クレジットカードなどノンバンク事業を手がけるオリエントコーポレーション(オリコ)は海外ビジネスの立て直しを急ぐ。赤字の続くインドネシアとタイの自動車ローン事業について構造改革を進め、事業の在り方そのものを議論する。
4月に社長に就いた梅宮真氏はブルームバーグとのインタビューで、両国の事業について、「今のまま続けるかは見極めたいが、やめるかどうかは決めていない」と説明。その上で「まず筋肉質にした上で新しい戦略を描けるか、独自でやるか、パートナーと組むか、この1年を見極めて考えたい」と述べた。
少子高齢化の進展や長期にわたる低金利環境の下で、日本の金融機関は、アジア市場などに成長機会を求めてきた。ただ、投資効果を得られず撤退や縮小を迫られるケースも散見され、市場開拓を進めてきたオリコの経営判断にも注目が集まっている。
オリコは東南アジア地域を成長領域と位置付け、2015年にタイで事業会社を設立、21年にはインドネシアの現地企業に出資した。両国では主に中古車・新車ローンを手がけるが、自動車販売の低迷や貸倒関係費用が重荷となり、経常損益は前期(25年3月期)までの2期連続で赤字を計上した。
梅宮氏は「市場をよく見ず、少しリスクの高いところに突っ込んでしまった」と振り返った。現在は自動車ディーラーの加盟先を大幅に絞り込み、単月での黒字化定着を図っていると明かした。
ROE12%以上目指す
オリコでは海外事業を含めた構造改革により、中期経営計画で5年後の30年3月期に、株主資本利益率(ROE)を12%以上に引き上げることを目指している。前期(25年3月期)は5.8%にとどまる。
実現に向け人件費を含めた経費削減にも力を入れる。

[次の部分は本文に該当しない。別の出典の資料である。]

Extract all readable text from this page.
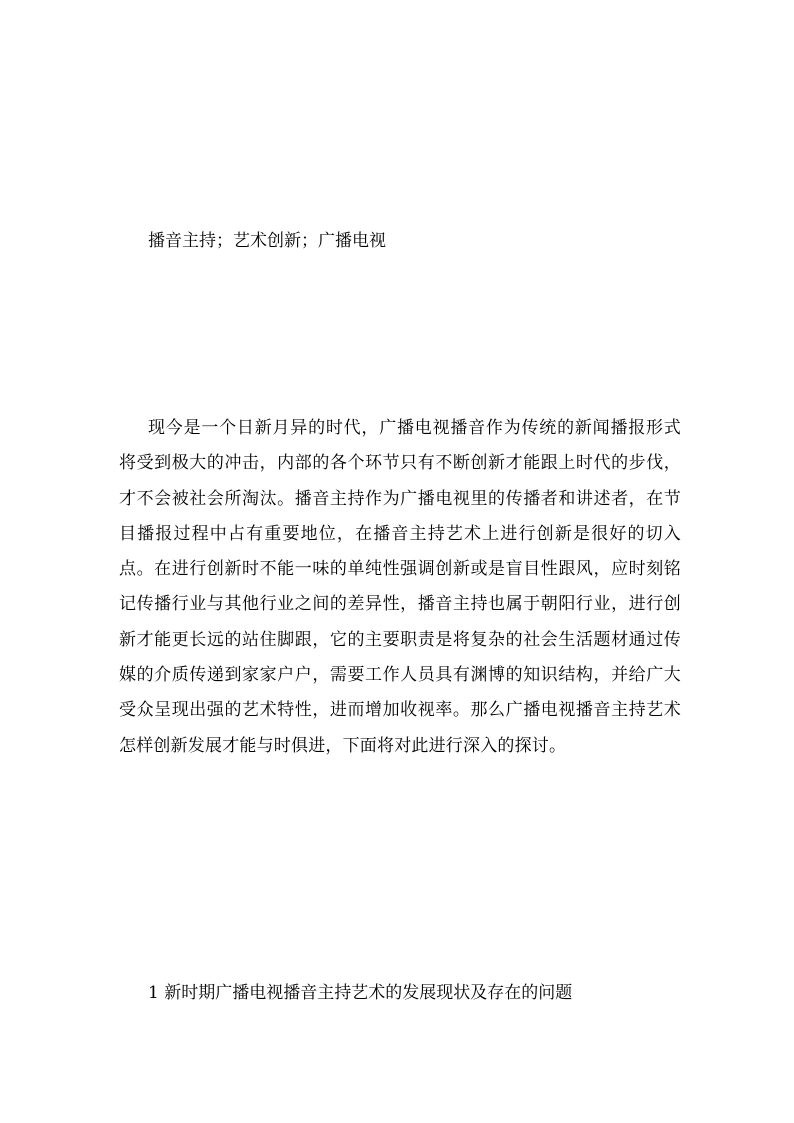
播音主持；艺术创新；广播电视

现今是一个日新月异的时代，广播电视播音作为传统的新闻播报形式将受到极大的冲击，内部的各个环节只有不断创新才能跟上时代的步伐，才不会被社会所淘汰。播音主持作为广播电视里的传播者和讲述者，在节目播报过程中占有重要地位，在播音主持艺术上进行创新是很好的切入点。在进行创新时不能一味的单纯性强调创新或是盲目性跟风，应时刻铭记传播行业与其他行业之间的差异性，播音主持也属于朝阳行业，进行创新才能更长远的站住脚跟，它的主要职责是将复杂的社会生活题材通过传媒的介质传递到家家户户，需要工作人员具有渊博的知识结构，并给广大受众呈现出强的艺术特性，进而增加收视率。那么广播电视播音主持艺术怎样创新发展才能与时俱进，下面将对此进行深入的探讨。

1 新时期广播电视播音主持艺术的发展现状及存在的问题
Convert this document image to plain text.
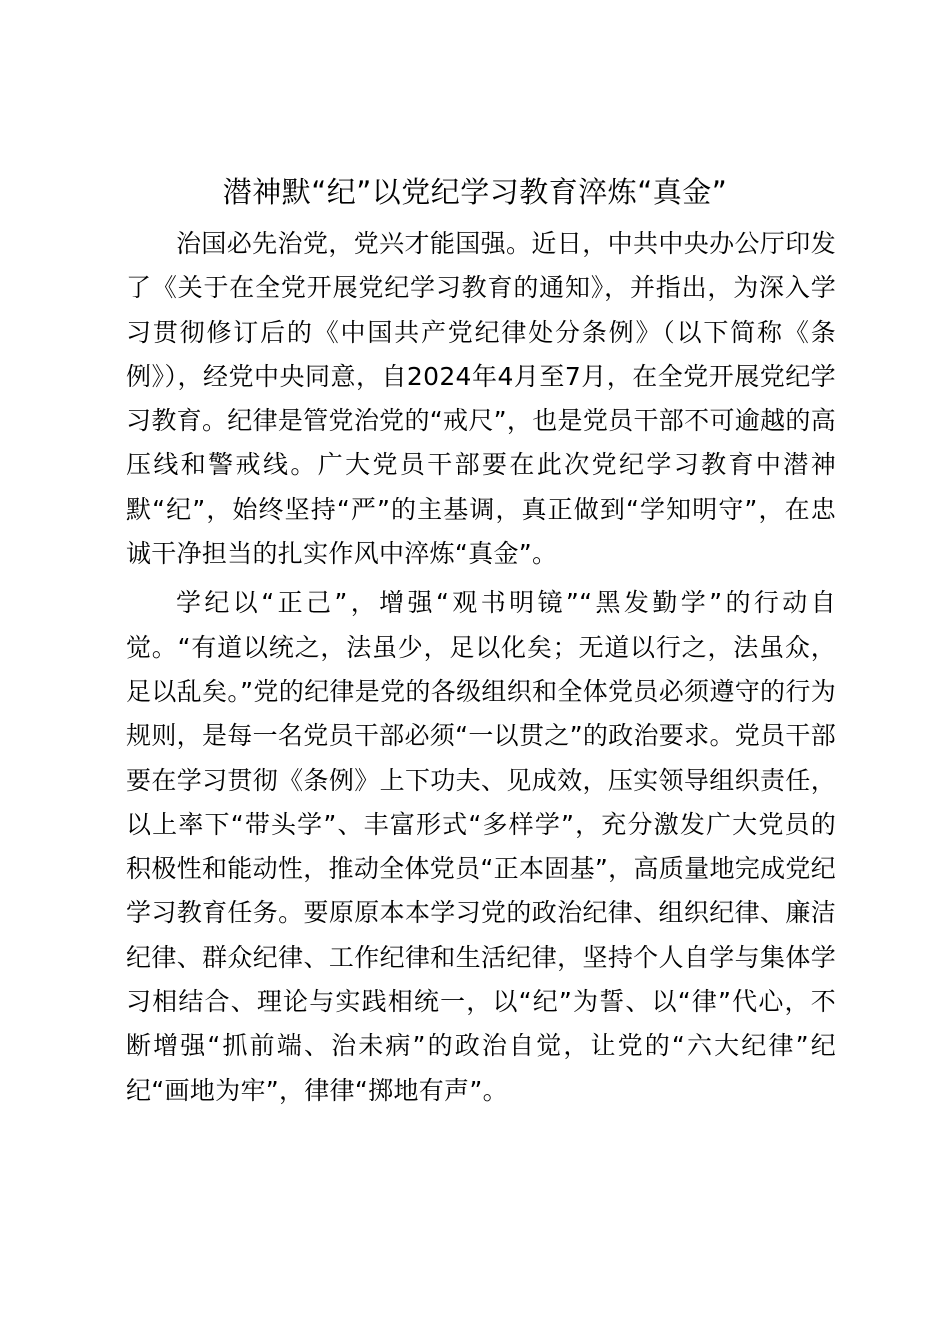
潜神默“纪”以党纪学习教育淬炼“真金”

治国必先治党，党兴才能国强。近日，中共中央办公厅印发了《关于在全党开展党纪学习教育的通知》，并指出，为深入学习贯彻修订后的《中国共产党纪律处分条例》（以下简称《条例》），经党中央同意，自2024年4月至7月，在全党开展党纪学习教育。纪律是管党治党的“戒尺”，也是党员干部不可逾越的高压线和警戒线。广大党员干部要在此次党纪学习教育中潜神默“纪”，始终坚持“严”的主基调，真正做到“学知明守”，在忠诚干净担当的扎实作风中淬炼“真金”。

学纪以“正己”，增强“观书明镜”“黑发勤学”的行动自觉。“有道以统之，法虽少，足以化矣；无道以行之，法虽众，足以乱矣。”党的纪律是党的各级组织和全体党员必须遵守的行为规则，是每一名党员干部必须“一以贯之”的政治要求。党员干部要在学习贯彻《条例》上下功夫、见成效，压实领导组织责任，以上率下“带头学”、丰富形式“多样学”，充分激发广大党员的积极性和能动性，推动全体党员“正本固基”，高质量地完成党纪学习教育任务。要原原本本学习党的政治纪律、组织纪律、廉洁纪律、群众纪律、工作纪律和生活纪律，坚持个人自学与集体学习相结合、理论与实践相统一，以“纪”为誓、以“律”代心，不断增强“抓前端、治未病”的政治自觉，让党的“六大纪律”纪纪“画地为牢”，律律“掷地有声”。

同中計に盛り込んだ今後5年間で全社員の1割に当たる900人を削減する計画に関連して梅宮氏は、希望退職は募らず、採用コントロールによる自然減で実現したい考えを示した。
また、ROE向上につながる自社株買いについては「今の段階では想定していない」と述べた。スマートフォンアプリで完結するデジタル分割払いサービスなどに注力して売り上げを伸ばし、経費削減と合わせて成長させる方針を強調した。